2 Position your brand as a long-term investment
Social distancing has given people ample (if not excessive) time for isolated self-reflection. For many, this has sparked the urge to make some post-pandemic resolutions. This makes now an ideal time to pitch your brand as a long-term investment for customers experiencing mid-pandemic crises. Self-help and home-fitness oriented businesses have surged in recent months. For example, subscriptions to fitness apps in India increased by 40% during the nation’s lockdown. However, these short-term gains could evaporate as the crisis fades unless these brands seize the present moment to articulate their long-term value to their captive audiences. Fitness apps like Freeletics have taken the opportunity to pitch its brand as a one-stop solution for health which advises its users on diet and nutrition alongside its core offering.

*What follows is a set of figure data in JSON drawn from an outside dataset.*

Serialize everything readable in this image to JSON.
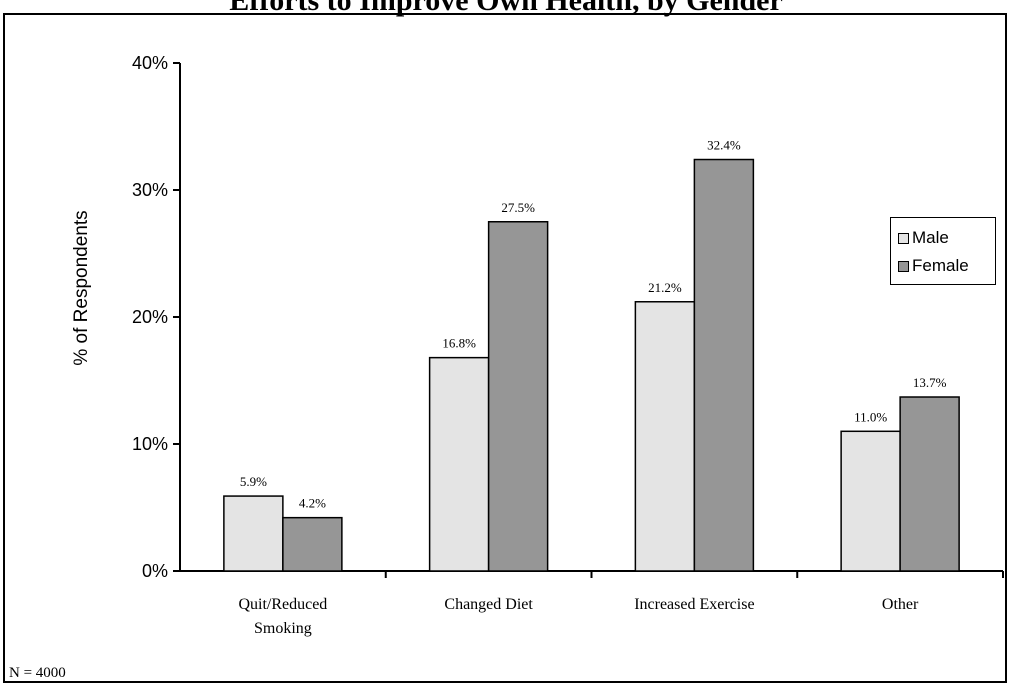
{
  "chart_data": {
    "type": "bar",
    "title": "Efforts to Improve Own Health, by Gender",
    "xlabel": "",
    "ylabel": "% of Respondents",
    "note": "N = 4000",
    "categories": [
      [
        "Quit/Reduced",
        "Smoking"
      ],
      [
        "Changed Diet"
      ],
      [
        "Increased Exercise"
      ],
      [
        "Other"
      ]
    ],
    "series": [
      {
        "name": "Male",
        "color": "#e4e4e4",
        "values": [
          5.9,
          16.8,
          21.2,
          11.0
        ],
        "labels": [
          "5.9%",
          "16.8%",
          "21.2%",
          "11.0%"
        ]
      },
      {
        "name": "Female",
        "color": "#969696",
        "values": [
          4.2,
          27.5,
          32.4,
          13.7
        ],
        "labels": [
          "4.2%",
          "27.5%",
          "32.4%",
          "13.7%"
        ]
      }
    ],
    "ylim": [
      0,
      40
    ],
    "yticks": [
      0,
      10,
      20,
      30,
      40
    ],
    "ytick_labels": [
      "0%",
      "10%",
      "20%",
      "30%",
      "40%"
    ],
    "grid": false,
    "legend_position": "right"
  }
}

3 Keep costs low (and brand engagement high) by using social media
Cost-cutting is an unavoidable reality facing businesses in anticipation of a prolonged recession. Brand marketing and MVP costs will undoubtedly come under the microscope for many businesses. The good news is that you can make cuts in this area without sacrificing too much by focussing on one medium in particular: social media. Facebook, LinkedIn, Instagram, and co. are a low-cost way to speak directly to your customers who are more active on these platforms now than ever. Brands should be engaging actively with your audience to maintain or even increase brand awareness. Additionally, there are opportunities now to produce creative campaigns for some viral (no pun intended) traction, for example by live streaming events on social media. For example, fashion brands like Ermenegildo Zegna have turned to social media to stream runway shows in hopes of keeping their customers engaged. The best aspect of this strategy: it’s almost completely free to distribute!
4 Don’t push for sales
In times of economic uncertainty, the urge to reduce spending is felt by businesses and consumers alike. As such, it’s not an ideal time for brands to overtly push for sales conversions. To customers, doing so can come across as naive at best and insensitive at worst, with the potential to permanently damage your brand perception. A better strategy is to show sympathy for the plight of your customers and to give free (or heavily discounted) access to your product, which can increase build relationships with your future paying customers and – as a more immediate payoff – can generate lots of positive exposure in the press, thereby increasing brand awareness. Headspace, for example, is offering free subscriptions to their mediation app to essential workers. Similarly, Nikon released its whole suite of photography classes free of charge.
There you have it. While it will be difficult to avoid the adverse effects of the pandemic altogether, the current crisis also offers opportunities to increase brand awareness and keep your brand at the forefront of your customers’ minds. By adapting or re-orienting your brand marketing strategy in the ways described above, you can minimize the crisis’s negative impact on your business.